End-to-End QA on COVID-19: Domain Adaptation with Synthetic Training
This work provides a method for improving end-to-end QA performance for researchers and practitioners working with specialized, data-scarce domains like medical literature, which is an incremental improvement.
This paper addresses the challenge of end-to-end question answering (QA) on specialized domains like COVID-19, where neural information retrieval (IR) systems underperform traditional methods. The authors improve performance by using synthetically generated QA examples for domain adaptation, resulting in significant improvements on the CORD-19 collection compared to a state-of-the-art open-domain QA baseline.

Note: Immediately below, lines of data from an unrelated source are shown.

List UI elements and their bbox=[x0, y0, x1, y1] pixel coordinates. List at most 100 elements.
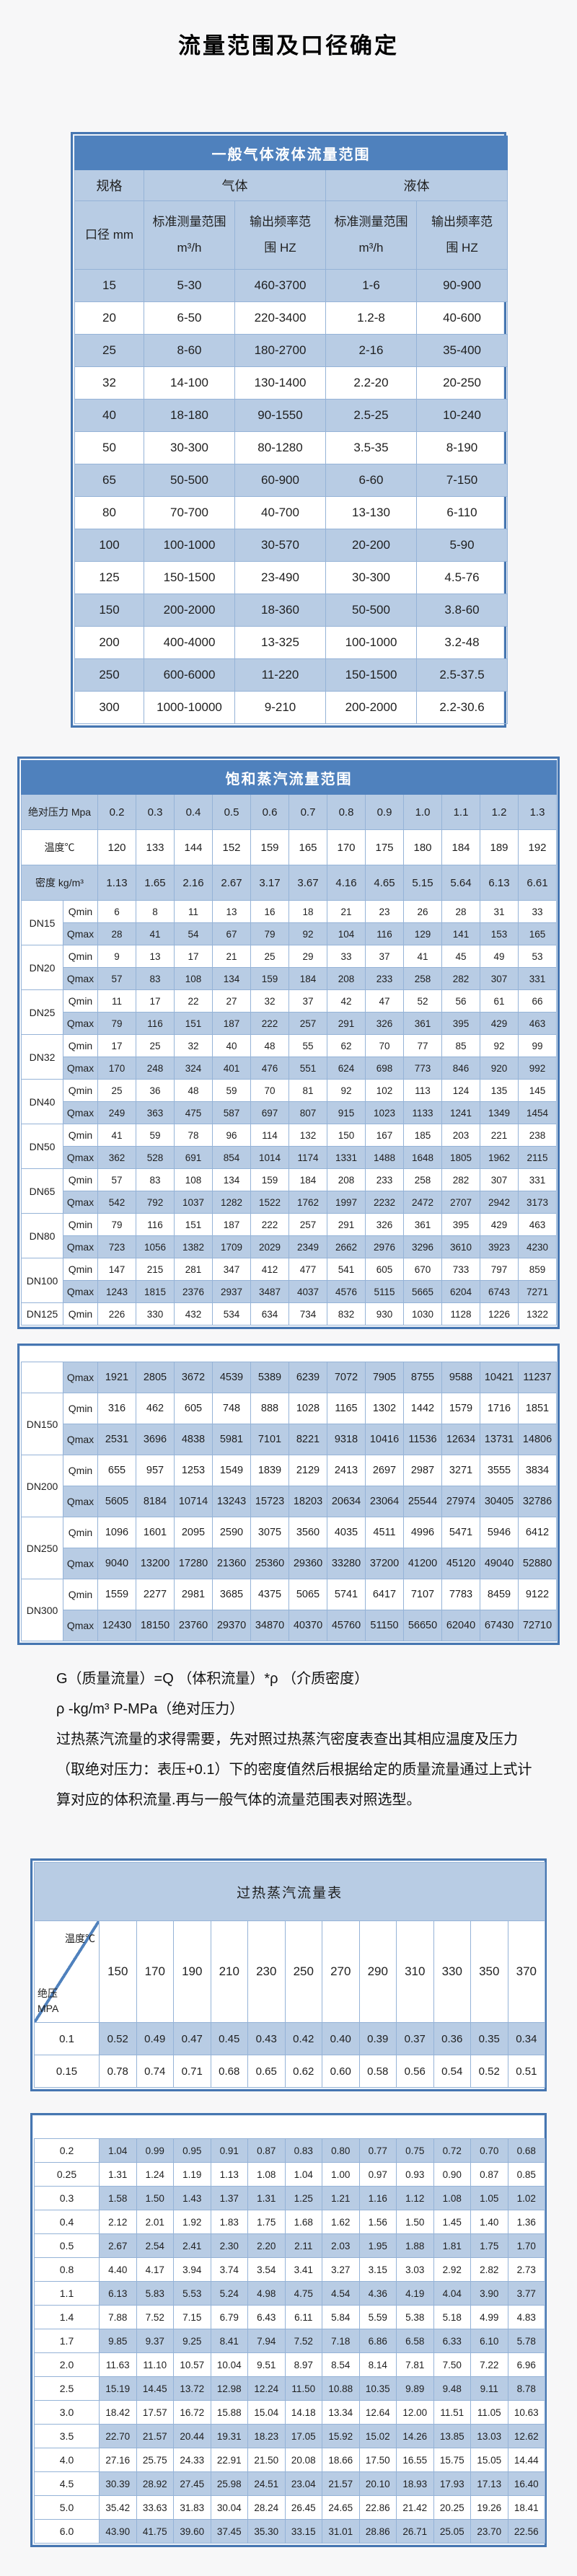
table-row: 32 14-100 130-1400 2.2-20 20-250 bbox=[74, 366, 508, 400]
tbody: 饱和蒸汽流量范围 绝对压力 Mpa 0.2 0.3 0.4 0.5 0.6 0.7 0.8 0.9… bbox=[20, 760, 558, 1326]
density-value-cell: 0.43 bbox=[247, 2022, 286, 2055]
density-value-cell: 0.91 bbox=[210, 2138, 248, 2163]
density-value-cell: 4.98 bbox=[247, 2281, 286, 2306]
qmin-value-cell: 134 bbox=[212, 1168, 251, 1191]
qmax-value-cell: 4838 bbox=[174, 1424, 213, 1455]
qmax-value-cell: 1037 bbox=[174, 1191, 213, 1214]
density-value-cell: 15.04 bbox=[247, 2400, 286, 2425]
density-value-cell: 4.36 bbox=[358, 2281, 397, 2306]
qmin-value-cell: 13 bbox=[136, 945, 175, 968]
qmin-value-cell: 9122 bbox=[518, 1579, 557, 1610]
qmax-value-cell: 6239 bbox=[288, 1362, 327, 1393]
qmax-value-cell: 72710 bbox=[518, 1610, 557, 1641]
density-value-cell: 11.10 bbox=[136, 2352, 174, 2377]
qmax-value-cell: 1709 bbox=[212, 1235, 251, 1258]
header-liquid: 液体 bbox=[325, 169, 508, 201]
qmax-value-cell: 2937 bbox=[212, 1280, 251, 1303]
qmax-value-cell: 429 bbox=[480, 1012, 519, 1035]
density-value-cell: 1.70 bbox=[507, 2233, 545, 2258]
table-row: DN65 Qmin 57 83 108 134 159 184 208 233 258 282 307 3… bbox=[21, 1168, 558, 1214]
qmin-value-cell: 66 bbox=[517, 989, 558, 1013]
density-value-cell: 25.75 bbox=[136, 2448, 174, 2472]
table-row: 200 400-4000 13-325 100-1000 3.2-48 bbox=[74, 626, 508, 659]
qmax-value-cell: 12430 bbox=[97, 1610, 136, 1641]
qmin-value-cell: 21 bbox=[327, 900, 366, 923]
density-value-cell: 1.13 bbox=[210, 2162, 248, 2187]
qmin-value-cell: 797 bbox=[480, 1258, 519, 1281]
density-value-cell: 1.04 bbox=[99, 2138, 137, 2163]
qmax-value-cell: 361 bbox=[403, 1012, 442, 1035]
qmin-value-cell: 25 bbox=[97, 1079, 136, 1102]
density-value-cell: 10.88 bbox=[322, 2376, 360, 2401]
qmax-label: Qmax bbox=[63, 922, 98, 945]
dn-label: DN50 bbox=[21, 1124, 63, 1169]
qmin-value-cell: 1579 bbox=[441, 1393, 480, 1424]
qmin-value-cell: 832 bbox=[327, 1302, 366, 1326]
qmin-value-cell: 1322 bbox=[517, 1302, 558, 1326]
qmin-value-cell: 3555 bbox=[480, 1455, 519, 1486]
qmin-value-cell: 48 bbox=[174, 1079, 213, 1102]
qmax-value-cell: 10421 bbox=[480, 1362, 519, 1393]
density-value-cell: 1.31 bbox=[247, 2186, 286, 2210]
value-cell: 100-1000 bbox=[144, 529, 235, 562]
density-value-cell: 0.52 bbox=[470, 2055, 508, 2088]
density-value-cell: 31.01 bbox=[322, 2519, 360, 2544]
qmax-value-cell: 134 bbox=[212, 967, 251, 990]
qmin-value-cell: 326 bbox=[365, 1213, 404, 1236]
table-row: 20 6-50 220-3400 1.2-8 40-600 bbox=[74, 301, 508, 335]
density-value-cell: 1.12 bbox=[396, 2186, 434, 2210]
qmin-value-cell: 1165 bbox=[327, 1393, 366, 1424]
qmin-value-cell: 150 bbox=[327, 1124, 366, 1147]
qmin-value-cell: 28 bbox=[441, 900, 480, 923]
qmax-value-cell: 282 bbox=[441, 967, 480, 990]
density-value-cell: 1.43 bbox=[173, 2186, 211, 2210]
pressure-label: 绝对压力 Mpa bbox=[21, 794, 98, 830]
qmax-value-cell: 79 bbox=[250, 922, 289, 945]
qmin-value-cell: 29 bbox=[288, 945, 327, 968]
table-row: 0.8 4.40 4.17 3.94 3.74 3.54 3.41 3.27 3.15 3.03 2… bbox=[34, 2257, 545, 2282]
qmax-value-cell: 10714 bbox=[174, 1486, 213, 1517]
density-value-cell: 6.86 bbox=[358, 2329, 397, 2353]
pressure-cell: 0.3 bbox=[136, 794, 175, 830]
qmax-label: Qmax bbox=[63, 1548, 98, 1579]
qmax-value-cell: 551 bbox=[288, 1057, 327, 1080]
qmax-value-cell: 56650 bbox=[403, 1610, 442, 1641]
qmax-value-cell: 363 bbox=[136, 1101, 175, 1124]
qmin-value-cell: 3560 bbox=[288, 1517, 327, 1548]
qmin-value-cell: 85 bbox=[441, 1034, 480, 1057]
qmin-value-cell: 3834 bbox=[518, 1455, 557, 1486]
density-value-cell: 6.96 bbox=[507, 2352, 545, 2377]
qmin-value-cell: 9 bbox=[97, 945, 136, 968]
density-value-cell: 0.45 bbox=[210, 2022, 248, 2055]
density-value-cell: 9.48 bbox=[433, 2376, 471, 2401]
qmax-value-cell: 11536 bbox=[403, 1424, 442, 1455]
density-value-cell: 2.01 bbox=[136, 2210, 174, 2234]
density-value-cell: 0.97 bbox=[358, 2162, 397, 2187]
qmin-value-cell: 2095 bbox=[174, 1517, 213, 1548]
qmin-value-cell: 8459 bbox=[480, 1579, 519, 1610]
qmin-value-cell: 11 bbox=[97, 989, 136, 1013]
qmax-value-cell: 5605 bbox=[97, 1486, 136, 1517]
qmin-value-cell: 748 bbox=[212, 1393, 251, 1424]
pressure-label: 1.7 bbox=[34, 2329, 100, 2353]
density-value-cell: 1.16 bbox=[358, 2186, 397, 2210]
density-value-cell: 17.05 bbox=[284, 2424, 322, 2448]
qmax-value-cell: 6743 bbox=[480, 1280, 519, 1303]
density-value-cell: 5.83 bbox=[136, 2281, 174, 2306]
general-flow-section: 一般气体液体流量范围 规格 气体 液体 口径 mm 标准测量范围 m³/h 输出频率范 围 … bbox=[71, 132, 508, 728]
qmin-value-cell: 8 bbox=[136, 900, 175, 923]
temperature-header: 370 bbox=[507, 1920, 546, 2023]
qmin-value-cell: 17 bbox=[97, 1034, 136, 1057]
density-value-cell: 3.41 bbox=[284, 2257, 322, 2282]
table-row: 50 30-300 80-1280 3.5-35 8-190 bbox=[74, 431, 508, 464]
density-value-cell: 1.31 bbox=[99, 2162, 137, 2187]
qmax-value-cell: 32786 bbox=[518, 1486, 557, 1517]
temperature-cell: 184 bbox=[441, 829, 480, 865]
qmax-value-cell: 20634 bbox=[327, 1486, 366, 1517]
qmax-value-cell: 1962 bbox=[480, 1146, 519, 1169]
temperature-cell: 189 bbox=[480, 829, 519, 865]
qmin-value-cell: 48 bbox=[250, 1034, 289, 1057]
qmax-value-cell: 10416 bbox=[365, 1424, 404, 1455]
qmin-value-cell: 1226 bbox=[480, 1302, 519, 1326]
density-value-cell: 6.43 bbox=[247, 2305, 286, 2329]
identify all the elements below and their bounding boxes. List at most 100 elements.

End-to-end question answering (QA) requires both information retrieval (IR) over a large document collection and machine reading comprehension (MRC) on the retrieved passages. Recent work has successfully trained neural IR systems using only supervised question answering (QA) examples from open-domain datasets. However, despite impressive performance on Wikipedia, neural IR lags behind traditional term matching approaches such as BM25 in more specific and specialized target domains such as COVID-19. Furthermore, given little or no labeled data, effective adaptation of QA systems can also be challenging in such target domains. In this work, we explore the application of synthetically generated QA examples to improve performance on closed-domain retrieval and MRC. We combine our neural IR and MRC systems and show significant improvements in end-to-end QA on the CORD-19 collection over a state-of-the-art open-domain QA baseline.